How the Ollie Young Foundation is supporting this vital research

Support from the foundation is funding Yura’s vital research within the team. In addition to funding his salary, the foundation is also contributing a budget for both molecular screening and drug screening costs. This rounded support is enabling experiments to be undertaken to generate the detailed datasets that Yura dedicates himself to interpreting.

Research Insight

This image shows a heatmap of patient-derived cell lines being screened with a large panel of potential cancer therapeutic agents. The columns are the drugs, and the rows are different patient-derived cell line models. On the left, the green/grey/blue refers to different histone gene mutations in high-grade glioma and DIPG. Drug screening is done by testing different, escalating concentrations of each drug. The ‘hotter’ or more yellow the result is, the lower the concentration of drug is needed to stop the cancer cell being able to survive in culture, meaning it is more likely to be a potentially effective drug in that cancer. These results were generated by the team and are currently in the process of being published. An open-access version of the paper is available here.

 

This image is a visual representation of almost 2000 tumour profiles derived from our own team’s work as well as other published data. The tumour sub-groups shown include low-grade and high-grade gliomas of different types, affecting children and adults.

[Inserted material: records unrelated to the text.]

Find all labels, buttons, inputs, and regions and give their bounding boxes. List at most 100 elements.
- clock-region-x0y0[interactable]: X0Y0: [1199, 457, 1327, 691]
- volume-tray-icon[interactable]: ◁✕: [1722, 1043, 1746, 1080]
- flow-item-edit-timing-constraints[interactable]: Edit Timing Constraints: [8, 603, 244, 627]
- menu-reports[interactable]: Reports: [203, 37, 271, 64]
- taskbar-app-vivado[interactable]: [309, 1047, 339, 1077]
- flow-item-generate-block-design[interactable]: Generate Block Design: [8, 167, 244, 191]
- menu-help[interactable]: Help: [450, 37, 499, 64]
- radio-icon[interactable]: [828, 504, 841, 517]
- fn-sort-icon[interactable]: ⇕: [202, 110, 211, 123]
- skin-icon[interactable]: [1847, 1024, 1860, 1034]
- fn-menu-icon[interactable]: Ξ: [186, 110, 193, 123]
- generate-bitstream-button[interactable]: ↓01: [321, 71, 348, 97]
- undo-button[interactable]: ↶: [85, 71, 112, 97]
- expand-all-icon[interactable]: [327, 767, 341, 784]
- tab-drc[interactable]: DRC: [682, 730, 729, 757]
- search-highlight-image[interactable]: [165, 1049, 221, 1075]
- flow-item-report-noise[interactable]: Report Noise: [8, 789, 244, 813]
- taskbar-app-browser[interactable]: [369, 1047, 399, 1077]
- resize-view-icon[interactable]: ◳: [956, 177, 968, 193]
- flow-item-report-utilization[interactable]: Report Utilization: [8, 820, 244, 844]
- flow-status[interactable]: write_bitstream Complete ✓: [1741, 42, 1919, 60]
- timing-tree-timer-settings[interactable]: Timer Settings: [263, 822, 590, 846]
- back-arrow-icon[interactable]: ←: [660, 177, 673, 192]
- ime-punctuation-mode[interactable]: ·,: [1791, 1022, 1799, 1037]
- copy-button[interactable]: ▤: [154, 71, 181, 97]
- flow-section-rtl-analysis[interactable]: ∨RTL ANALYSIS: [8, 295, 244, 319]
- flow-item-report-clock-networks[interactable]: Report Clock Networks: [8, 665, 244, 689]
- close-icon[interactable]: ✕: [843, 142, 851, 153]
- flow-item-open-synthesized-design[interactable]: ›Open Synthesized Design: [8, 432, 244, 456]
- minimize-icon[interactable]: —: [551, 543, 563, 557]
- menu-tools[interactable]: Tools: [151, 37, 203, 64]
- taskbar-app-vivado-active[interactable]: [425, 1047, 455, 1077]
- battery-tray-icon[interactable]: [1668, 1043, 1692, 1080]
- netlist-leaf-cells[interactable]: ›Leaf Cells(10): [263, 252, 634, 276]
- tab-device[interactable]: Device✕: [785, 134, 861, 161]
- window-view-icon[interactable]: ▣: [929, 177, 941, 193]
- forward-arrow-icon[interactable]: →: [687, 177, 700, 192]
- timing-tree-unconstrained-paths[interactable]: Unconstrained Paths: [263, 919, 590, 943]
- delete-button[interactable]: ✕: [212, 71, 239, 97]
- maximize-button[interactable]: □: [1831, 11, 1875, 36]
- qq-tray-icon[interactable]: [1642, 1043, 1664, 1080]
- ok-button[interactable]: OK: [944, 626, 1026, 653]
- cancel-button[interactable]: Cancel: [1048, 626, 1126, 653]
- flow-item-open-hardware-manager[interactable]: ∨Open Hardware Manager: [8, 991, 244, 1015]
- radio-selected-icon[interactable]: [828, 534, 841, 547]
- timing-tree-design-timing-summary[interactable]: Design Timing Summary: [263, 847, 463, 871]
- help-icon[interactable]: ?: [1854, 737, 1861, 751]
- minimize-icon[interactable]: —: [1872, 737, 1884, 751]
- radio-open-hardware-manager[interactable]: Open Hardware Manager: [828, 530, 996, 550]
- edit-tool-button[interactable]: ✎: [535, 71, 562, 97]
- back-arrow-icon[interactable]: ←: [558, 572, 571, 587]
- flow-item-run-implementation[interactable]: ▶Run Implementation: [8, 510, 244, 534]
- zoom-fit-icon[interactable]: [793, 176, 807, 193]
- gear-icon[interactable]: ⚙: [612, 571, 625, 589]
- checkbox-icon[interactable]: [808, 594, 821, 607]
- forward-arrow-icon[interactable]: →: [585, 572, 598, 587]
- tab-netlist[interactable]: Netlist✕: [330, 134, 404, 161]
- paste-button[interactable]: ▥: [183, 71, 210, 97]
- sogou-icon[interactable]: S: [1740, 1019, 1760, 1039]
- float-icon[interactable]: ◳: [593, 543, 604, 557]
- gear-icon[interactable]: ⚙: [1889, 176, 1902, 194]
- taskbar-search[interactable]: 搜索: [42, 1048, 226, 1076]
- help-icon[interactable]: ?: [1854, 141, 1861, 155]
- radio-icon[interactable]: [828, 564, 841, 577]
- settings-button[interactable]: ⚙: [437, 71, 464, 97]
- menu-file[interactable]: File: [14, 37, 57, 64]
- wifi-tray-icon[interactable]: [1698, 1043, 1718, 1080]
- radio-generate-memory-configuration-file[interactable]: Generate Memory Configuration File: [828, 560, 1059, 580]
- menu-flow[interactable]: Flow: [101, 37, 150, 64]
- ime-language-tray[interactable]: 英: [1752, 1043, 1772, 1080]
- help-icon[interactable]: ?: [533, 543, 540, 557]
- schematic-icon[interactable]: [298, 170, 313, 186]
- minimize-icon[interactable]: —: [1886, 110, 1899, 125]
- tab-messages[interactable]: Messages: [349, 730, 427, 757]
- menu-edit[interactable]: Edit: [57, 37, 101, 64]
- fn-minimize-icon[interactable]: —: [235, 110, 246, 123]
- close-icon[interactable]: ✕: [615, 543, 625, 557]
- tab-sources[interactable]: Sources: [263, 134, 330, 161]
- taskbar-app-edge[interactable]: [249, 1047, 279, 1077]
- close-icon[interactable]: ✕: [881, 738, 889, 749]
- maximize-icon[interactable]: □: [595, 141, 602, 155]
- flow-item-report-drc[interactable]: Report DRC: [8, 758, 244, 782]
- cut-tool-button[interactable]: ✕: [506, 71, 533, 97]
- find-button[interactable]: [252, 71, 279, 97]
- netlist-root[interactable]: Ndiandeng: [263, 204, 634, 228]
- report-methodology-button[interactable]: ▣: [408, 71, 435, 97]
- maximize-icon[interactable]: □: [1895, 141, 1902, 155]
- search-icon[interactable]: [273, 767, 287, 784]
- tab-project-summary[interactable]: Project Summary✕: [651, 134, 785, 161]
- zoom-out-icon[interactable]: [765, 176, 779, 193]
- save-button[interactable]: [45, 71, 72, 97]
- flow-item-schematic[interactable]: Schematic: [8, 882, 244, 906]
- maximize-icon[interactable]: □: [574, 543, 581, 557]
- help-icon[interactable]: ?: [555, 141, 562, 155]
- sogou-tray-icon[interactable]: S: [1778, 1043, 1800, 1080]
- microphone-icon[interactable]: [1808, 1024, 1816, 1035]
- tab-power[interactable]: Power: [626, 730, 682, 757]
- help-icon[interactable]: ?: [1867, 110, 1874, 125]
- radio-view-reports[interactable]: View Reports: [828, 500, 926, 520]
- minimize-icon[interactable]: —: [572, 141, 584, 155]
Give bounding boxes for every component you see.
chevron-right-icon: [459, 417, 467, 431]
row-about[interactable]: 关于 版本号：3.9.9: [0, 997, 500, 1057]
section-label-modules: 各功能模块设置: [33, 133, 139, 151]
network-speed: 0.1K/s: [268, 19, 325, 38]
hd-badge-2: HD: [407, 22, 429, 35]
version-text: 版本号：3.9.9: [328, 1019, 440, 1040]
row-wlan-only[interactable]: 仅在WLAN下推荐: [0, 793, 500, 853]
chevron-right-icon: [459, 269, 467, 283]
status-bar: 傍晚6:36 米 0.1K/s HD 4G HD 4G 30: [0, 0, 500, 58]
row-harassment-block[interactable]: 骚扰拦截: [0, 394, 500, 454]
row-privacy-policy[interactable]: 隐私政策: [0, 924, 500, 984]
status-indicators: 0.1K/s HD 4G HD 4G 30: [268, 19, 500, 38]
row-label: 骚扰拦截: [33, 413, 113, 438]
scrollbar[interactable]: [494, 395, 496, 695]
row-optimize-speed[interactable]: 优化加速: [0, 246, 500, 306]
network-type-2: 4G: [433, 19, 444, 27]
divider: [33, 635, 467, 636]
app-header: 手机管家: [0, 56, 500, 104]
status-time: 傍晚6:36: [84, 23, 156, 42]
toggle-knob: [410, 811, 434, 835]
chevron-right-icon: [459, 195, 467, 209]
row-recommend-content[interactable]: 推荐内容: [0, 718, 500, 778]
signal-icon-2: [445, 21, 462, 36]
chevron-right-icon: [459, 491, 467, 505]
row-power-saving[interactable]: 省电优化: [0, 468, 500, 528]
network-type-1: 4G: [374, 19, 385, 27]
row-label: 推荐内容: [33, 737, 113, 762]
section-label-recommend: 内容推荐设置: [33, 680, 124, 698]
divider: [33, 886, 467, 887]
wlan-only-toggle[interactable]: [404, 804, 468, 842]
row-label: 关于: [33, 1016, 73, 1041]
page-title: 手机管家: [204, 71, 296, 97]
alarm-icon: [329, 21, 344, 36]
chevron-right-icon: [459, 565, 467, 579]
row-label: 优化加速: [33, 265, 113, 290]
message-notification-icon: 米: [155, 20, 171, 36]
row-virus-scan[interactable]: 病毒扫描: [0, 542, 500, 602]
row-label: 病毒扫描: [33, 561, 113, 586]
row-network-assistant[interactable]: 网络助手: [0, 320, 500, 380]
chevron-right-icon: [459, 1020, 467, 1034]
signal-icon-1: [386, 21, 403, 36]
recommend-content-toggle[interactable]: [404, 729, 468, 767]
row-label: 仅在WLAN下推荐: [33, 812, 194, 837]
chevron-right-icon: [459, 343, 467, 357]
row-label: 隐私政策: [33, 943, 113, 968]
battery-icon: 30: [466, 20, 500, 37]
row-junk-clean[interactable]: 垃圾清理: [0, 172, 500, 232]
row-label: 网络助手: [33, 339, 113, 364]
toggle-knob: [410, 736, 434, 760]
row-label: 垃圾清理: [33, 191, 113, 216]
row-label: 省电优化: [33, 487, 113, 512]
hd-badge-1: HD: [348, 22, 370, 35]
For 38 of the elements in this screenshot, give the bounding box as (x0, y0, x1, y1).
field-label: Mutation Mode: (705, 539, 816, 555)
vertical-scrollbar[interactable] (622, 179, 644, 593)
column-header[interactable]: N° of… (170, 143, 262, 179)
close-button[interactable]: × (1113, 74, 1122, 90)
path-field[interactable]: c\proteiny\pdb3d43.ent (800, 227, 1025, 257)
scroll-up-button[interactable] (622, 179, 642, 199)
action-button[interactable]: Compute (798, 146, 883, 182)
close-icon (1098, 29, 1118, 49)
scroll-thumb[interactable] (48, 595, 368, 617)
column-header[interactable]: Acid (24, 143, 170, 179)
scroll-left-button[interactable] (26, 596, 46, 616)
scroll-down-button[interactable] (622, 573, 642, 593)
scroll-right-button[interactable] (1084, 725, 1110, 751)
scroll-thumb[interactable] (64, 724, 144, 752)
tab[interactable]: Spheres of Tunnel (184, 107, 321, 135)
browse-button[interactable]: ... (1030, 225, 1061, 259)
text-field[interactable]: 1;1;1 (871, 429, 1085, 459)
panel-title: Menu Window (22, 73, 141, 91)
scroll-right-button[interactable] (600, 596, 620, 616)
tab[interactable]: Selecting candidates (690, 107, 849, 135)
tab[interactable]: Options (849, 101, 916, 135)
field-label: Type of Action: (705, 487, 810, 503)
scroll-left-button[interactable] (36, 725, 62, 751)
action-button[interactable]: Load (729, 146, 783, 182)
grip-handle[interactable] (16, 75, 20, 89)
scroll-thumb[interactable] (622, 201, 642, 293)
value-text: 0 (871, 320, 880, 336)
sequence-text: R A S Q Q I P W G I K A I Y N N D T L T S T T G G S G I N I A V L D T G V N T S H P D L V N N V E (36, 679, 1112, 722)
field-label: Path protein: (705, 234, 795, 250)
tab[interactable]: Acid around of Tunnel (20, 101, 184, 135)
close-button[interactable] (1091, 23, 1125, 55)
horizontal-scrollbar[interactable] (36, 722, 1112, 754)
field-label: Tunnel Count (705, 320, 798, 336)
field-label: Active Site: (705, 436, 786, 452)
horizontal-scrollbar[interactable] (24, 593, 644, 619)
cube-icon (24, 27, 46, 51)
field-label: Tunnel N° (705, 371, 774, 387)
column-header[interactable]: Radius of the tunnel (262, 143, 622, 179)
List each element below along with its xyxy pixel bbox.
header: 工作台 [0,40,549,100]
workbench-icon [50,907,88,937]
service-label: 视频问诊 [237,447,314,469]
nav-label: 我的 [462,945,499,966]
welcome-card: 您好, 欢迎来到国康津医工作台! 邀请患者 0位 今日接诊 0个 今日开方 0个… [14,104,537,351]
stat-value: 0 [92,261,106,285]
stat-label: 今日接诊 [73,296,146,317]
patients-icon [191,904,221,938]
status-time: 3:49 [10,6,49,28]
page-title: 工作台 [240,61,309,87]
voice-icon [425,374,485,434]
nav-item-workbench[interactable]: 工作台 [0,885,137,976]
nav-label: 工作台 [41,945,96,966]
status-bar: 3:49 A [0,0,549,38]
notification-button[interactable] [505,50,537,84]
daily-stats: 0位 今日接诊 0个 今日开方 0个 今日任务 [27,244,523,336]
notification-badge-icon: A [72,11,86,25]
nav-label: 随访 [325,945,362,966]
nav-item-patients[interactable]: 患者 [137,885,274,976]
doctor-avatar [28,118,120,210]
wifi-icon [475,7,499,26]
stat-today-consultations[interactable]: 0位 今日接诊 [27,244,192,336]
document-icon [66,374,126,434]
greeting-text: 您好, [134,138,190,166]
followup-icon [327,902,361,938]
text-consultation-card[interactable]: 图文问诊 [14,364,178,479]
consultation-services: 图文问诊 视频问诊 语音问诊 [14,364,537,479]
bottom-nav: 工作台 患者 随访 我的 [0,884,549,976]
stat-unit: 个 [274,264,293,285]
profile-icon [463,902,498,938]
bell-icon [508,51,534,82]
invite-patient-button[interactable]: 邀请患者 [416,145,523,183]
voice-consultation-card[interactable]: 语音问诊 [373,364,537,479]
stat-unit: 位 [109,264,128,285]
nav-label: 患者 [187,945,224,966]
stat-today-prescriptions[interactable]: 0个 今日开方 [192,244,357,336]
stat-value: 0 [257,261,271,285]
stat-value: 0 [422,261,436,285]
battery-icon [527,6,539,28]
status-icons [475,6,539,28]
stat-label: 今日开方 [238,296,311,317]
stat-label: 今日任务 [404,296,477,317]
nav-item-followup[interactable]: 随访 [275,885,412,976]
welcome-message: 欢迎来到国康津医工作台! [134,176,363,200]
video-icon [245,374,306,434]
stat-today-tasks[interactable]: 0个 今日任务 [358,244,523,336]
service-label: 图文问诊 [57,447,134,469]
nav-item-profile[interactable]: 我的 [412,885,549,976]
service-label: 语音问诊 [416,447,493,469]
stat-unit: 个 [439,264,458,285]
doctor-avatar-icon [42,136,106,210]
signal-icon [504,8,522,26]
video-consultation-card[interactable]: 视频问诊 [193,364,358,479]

When we receive a new patient tumour sample, we can use a method called ‘DNA methylation microarray’ to generate a genome-wide profile of the tumour and we can then project that sample onto this map which gives a useful representation of the tumour type. This visualisation is a standard approach in the field and means that we can very easily and meaningfully share information with the group and collaborators about different tumours we are working on together. As well as this, the tumours landing in specific groups suggests to us various aspects of their biology which we can explore further.  An example of this plot is in the paper linked above.